Lauren Fensterstock creates elaborate sculptures and installations that explore the evolving history of our relationship to nature through the merging of an environmental and metaphysical landscape. These intricate artworks are constructed in the material of ladies’ accomplishments—such as mosaic, quilled paper, and shell work—emphasizing the capacity of traditional female crafts to reflect on the complexities of the world beyond the domestic sphere.
Fensterstock has been awarded grants from United States Artists and the Groot Foundation. Her work has been the subject of major solo exhibitions at The Chrysler Museum, MOCA Jacksonville, The John Michael Kohler Art Center, The Bowdoin College Museum of Art, and Drexel University. Other recent exhibitions include The Renwick Gallery of the Smithsonian American Art Museum, Rijswijk Museum, Austin Contemporary, Des Moines Art Center, Wichita Museum of Art, Gibbes Museum, and the Brandywine Museum. Her work is represented by Claire Oliver Gallery in New York.

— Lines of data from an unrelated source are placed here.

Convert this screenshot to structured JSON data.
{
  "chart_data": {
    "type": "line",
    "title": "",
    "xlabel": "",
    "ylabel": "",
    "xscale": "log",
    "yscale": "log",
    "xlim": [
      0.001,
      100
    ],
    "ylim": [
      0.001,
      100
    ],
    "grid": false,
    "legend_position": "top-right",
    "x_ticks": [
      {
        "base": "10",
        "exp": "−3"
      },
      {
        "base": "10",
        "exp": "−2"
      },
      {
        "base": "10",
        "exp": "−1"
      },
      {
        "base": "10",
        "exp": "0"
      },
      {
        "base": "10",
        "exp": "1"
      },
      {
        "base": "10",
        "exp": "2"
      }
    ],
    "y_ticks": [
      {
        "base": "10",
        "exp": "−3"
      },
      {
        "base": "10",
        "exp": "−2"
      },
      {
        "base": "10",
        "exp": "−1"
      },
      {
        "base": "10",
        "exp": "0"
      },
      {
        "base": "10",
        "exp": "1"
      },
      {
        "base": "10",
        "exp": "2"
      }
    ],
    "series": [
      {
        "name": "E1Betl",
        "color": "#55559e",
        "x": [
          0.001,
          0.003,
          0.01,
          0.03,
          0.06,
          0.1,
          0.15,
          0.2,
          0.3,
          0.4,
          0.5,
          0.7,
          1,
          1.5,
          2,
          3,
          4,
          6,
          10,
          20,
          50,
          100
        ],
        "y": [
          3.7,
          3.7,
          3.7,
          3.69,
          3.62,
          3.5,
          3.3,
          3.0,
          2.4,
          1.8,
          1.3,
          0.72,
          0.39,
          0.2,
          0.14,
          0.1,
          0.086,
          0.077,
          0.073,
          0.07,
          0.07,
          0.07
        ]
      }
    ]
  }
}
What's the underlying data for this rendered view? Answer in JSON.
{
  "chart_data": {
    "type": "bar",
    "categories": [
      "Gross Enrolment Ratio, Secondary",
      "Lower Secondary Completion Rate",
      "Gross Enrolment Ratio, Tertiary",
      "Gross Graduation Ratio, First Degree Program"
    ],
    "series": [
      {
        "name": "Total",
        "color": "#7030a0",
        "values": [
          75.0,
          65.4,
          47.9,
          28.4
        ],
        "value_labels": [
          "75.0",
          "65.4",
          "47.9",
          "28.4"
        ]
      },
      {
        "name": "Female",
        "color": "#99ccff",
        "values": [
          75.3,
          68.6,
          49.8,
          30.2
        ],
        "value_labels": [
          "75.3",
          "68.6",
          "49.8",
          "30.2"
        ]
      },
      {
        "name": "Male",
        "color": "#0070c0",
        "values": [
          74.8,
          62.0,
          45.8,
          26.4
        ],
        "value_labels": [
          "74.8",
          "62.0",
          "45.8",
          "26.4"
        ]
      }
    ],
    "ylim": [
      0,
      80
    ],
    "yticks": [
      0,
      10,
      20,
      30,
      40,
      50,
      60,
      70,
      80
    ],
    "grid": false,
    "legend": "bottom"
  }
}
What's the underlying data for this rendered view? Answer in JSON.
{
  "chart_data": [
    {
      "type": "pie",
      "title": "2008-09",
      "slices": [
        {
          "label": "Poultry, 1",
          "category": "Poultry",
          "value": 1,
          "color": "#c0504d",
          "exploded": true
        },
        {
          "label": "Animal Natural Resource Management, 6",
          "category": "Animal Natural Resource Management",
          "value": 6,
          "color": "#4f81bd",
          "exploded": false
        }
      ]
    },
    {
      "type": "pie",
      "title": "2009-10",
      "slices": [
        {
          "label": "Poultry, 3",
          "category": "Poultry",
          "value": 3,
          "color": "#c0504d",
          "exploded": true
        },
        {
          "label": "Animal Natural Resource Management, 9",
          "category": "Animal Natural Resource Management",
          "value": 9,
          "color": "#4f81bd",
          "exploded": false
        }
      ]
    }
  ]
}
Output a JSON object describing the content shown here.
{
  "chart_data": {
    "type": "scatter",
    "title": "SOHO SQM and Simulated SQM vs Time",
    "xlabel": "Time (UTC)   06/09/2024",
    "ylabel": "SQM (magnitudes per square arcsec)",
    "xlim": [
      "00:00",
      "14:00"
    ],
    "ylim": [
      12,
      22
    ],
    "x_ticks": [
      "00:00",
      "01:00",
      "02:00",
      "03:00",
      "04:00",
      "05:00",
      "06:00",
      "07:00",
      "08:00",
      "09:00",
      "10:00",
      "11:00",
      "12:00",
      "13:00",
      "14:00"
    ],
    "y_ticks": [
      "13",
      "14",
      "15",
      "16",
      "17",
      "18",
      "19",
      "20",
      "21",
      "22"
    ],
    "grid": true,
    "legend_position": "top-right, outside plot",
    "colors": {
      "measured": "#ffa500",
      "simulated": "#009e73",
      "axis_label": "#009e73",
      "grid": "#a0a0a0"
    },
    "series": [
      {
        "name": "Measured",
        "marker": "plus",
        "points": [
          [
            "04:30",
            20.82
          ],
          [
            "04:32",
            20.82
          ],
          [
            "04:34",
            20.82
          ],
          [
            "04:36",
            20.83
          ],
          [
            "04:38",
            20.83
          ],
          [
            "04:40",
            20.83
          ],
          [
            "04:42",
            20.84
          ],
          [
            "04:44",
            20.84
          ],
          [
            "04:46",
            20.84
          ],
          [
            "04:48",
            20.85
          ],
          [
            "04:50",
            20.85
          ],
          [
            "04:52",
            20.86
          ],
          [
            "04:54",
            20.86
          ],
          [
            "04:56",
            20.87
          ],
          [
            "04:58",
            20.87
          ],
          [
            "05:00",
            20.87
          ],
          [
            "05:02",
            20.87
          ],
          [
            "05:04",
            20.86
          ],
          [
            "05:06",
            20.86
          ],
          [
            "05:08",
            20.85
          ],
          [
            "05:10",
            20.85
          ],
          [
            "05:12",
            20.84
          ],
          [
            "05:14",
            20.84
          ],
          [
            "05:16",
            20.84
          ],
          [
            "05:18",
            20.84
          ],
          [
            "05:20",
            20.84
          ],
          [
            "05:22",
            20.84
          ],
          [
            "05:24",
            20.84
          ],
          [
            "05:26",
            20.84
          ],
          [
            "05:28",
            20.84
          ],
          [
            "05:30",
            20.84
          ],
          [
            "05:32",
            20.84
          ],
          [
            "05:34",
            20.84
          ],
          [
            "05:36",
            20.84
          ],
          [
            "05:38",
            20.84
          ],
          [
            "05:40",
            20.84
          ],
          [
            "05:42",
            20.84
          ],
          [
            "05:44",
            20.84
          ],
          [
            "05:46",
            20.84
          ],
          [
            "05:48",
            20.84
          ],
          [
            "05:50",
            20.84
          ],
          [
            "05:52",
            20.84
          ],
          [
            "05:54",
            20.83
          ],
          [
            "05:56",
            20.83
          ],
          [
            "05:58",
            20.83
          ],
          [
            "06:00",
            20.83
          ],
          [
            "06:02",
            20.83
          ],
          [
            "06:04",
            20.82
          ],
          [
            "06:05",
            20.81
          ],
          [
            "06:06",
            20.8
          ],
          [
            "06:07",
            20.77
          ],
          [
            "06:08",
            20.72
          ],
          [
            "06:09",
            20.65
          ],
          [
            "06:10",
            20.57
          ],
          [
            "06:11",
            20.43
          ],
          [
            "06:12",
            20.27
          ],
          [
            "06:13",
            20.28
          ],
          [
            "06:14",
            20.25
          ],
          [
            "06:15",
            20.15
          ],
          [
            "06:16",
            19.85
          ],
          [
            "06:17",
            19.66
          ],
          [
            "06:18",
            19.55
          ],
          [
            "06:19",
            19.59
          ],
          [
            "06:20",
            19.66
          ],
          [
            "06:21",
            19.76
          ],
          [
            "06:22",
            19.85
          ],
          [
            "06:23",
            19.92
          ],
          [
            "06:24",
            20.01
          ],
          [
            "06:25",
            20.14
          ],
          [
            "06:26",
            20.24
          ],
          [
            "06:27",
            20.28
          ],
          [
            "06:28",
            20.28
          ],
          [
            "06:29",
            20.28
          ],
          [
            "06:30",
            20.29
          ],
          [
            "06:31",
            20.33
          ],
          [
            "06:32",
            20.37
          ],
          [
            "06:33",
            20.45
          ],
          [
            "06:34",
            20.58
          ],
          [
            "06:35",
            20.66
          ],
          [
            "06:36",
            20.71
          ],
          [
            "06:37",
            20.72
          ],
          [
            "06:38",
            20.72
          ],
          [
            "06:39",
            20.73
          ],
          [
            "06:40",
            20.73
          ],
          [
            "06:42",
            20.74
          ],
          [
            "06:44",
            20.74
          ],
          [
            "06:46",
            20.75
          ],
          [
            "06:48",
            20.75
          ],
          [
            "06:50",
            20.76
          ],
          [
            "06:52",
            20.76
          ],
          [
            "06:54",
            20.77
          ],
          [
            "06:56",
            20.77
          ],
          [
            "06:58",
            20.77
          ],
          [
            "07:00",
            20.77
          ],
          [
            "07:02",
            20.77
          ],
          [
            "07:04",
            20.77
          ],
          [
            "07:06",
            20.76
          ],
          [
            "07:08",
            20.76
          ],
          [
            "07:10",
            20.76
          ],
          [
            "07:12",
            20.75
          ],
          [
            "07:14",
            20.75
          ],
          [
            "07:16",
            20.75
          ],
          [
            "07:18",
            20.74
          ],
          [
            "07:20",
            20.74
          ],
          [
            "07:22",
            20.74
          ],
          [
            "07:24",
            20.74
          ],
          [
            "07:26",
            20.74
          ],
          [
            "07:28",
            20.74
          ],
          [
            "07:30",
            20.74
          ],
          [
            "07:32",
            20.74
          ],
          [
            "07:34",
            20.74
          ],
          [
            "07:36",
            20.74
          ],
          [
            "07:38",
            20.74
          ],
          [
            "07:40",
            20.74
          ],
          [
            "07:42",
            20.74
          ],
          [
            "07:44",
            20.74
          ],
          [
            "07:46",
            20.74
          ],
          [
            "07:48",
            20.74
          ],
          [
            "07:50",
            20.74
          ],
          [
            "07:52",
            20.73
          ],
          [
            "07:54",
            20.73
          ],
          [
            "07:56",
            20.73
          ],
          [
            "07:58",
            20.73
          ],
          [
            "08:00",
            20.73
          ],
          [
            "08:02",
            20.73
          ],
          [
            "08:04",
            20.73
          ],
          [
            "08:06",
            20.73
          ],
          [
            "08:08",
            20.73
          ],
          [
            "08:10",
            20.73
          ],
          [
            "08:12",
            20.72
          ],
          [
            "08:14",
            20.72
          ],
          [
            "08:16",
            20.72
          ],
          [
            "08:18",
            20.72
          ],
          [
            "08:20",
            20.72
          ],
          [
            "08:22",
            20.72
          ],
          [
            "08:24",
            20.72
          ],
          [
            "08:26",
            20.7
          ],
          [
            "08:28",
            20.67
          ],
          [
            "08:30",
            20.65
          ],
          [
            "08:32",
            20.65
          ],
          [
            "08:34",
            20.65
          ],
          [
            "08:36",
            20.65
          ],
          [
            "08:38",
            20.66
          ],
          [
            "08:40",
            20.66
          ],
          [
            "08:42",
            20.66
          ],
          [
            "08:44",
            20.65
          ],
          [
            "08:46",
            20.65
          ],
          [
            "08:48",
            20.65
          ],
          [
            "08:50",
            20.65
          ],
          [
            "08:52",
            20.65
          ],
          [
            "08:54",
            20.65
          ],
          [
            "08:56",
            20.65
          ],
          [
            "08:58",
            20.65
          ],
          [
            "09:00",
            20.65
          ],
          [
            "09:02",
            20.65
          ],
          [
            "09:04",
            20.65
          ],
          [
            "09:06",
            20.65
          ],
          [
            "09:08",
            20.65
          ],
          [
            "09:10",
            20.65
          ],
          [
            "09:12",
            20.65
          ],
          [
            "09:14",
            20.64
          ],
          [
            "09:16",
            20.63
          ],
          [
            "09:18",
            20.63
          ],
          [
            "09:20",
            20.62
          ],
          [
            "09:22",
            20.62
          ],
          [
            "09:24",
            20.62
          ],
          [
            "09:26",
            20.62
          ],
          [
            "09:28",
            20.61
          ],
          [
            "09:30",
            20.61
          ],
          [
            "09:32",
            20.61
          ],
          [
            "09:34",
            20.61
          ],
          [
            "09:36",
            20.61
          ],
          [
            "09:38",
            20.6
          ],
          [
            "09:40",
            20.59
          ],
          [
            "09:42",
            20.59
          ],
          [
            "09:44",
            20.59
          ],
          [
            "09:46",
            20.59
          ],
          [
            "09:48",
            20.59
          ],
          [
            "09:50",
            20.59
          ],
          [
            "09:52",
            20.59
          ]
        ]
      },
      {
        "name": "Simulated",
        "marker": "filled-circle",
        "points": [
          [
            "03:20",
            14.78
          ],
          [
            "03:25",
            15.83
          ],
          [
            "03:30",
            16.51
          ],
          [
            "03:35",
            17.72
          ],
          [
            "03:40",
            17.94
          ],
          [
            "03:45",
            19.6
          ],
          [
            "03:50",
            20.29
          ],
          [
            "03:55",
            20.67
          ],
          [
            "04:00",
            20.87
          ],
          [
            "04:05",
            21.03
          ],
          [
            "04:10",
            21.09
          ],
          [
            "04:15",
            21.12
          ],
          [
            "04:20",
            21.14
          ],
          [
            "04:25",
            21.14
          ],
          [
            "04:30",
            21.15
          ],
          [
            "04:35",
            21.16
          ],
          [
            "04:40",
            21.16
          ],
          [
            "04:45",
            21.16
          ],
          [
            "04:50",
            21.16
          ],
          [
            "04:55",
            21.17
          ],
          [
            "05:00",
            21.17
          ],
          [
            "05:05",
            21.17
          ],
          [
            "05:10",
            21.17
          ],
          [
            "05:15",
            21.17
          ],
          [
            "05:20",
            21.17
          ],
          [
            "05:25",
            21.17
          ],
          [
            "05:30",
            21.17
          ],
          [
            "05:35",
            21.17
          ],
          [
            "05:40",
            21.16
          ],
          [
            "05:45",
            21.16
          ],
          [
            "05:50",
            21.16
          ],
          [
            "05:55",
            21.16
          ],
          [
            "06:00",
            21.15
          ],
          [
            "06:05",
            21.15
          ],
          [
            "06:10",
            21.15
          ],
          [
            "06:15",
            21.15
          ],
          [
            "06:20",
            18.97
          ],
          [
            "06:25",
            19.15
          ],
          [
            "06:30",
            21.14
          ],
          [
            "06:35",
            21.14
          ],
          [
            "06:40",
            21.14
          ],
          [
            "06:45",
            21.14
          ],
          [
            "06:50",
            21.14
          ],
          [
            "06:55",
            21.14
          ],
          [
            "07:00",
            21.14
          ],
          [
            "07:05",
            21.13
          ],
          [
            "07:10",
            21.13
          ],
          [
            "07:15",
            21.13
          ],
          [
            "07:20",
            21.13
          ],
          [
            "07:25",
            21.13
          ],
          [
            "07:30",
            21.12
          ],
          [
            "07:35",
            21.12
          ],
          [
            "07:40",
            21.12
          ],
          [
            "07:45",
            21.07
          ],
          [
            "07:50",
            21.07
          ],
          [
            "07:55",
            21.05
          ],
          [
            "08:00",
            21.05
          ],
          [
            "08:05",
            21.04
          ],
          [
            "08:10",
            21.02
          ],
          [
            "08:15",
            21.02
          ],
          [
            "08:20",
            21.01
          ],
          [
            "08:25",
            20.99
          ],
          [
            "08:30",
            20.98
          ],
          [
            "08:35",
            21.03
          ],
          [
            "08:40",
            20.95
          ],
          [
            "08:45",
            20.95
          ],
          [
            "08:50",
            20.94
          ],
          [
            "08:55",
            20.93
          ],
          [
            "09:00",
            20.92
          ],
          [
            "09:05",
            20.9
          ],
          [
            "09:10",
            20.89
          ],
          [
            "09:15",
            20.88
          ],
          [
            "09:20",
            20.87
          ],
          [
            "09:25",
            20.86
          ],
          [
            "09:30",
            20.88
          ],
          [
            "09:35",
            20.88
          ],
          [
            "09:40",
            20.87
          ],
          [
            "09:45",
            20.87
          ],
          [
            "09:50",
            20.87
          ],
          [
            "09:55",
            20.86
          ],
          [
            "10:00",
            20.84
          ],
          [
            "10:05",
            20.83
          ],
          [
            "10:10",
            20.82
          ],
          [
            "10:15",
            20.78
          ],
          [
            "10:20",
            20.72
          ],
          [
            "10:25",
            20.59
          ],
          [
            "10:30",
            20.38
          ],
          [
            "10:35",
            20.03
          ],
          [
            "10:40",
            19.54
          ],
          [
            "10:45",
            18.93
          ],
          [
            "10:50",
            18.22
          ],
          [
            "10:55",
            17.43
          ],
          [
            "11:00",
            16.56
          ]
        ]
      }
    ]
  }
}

Outside the studio, Fensterstock has taught, lectured, and critiqued across the country. She recently served as the Lamar Dodd Professorial Chair at the University of Georgia and teaches regularly at the Rhode Island School of Design. She previously served as Academic Program Director of the Interdisciplinary M.F.A. in Studio Arts at Maine College of Art and as Interim Director of the Institute of Contemporary Art at Maine College of Art. Fensterstock holds degrees from the Parsons School of Design (B.F.A. 1997) and SUNY New Paltz (M.F.A. 2000). She is based in Portland, Maine.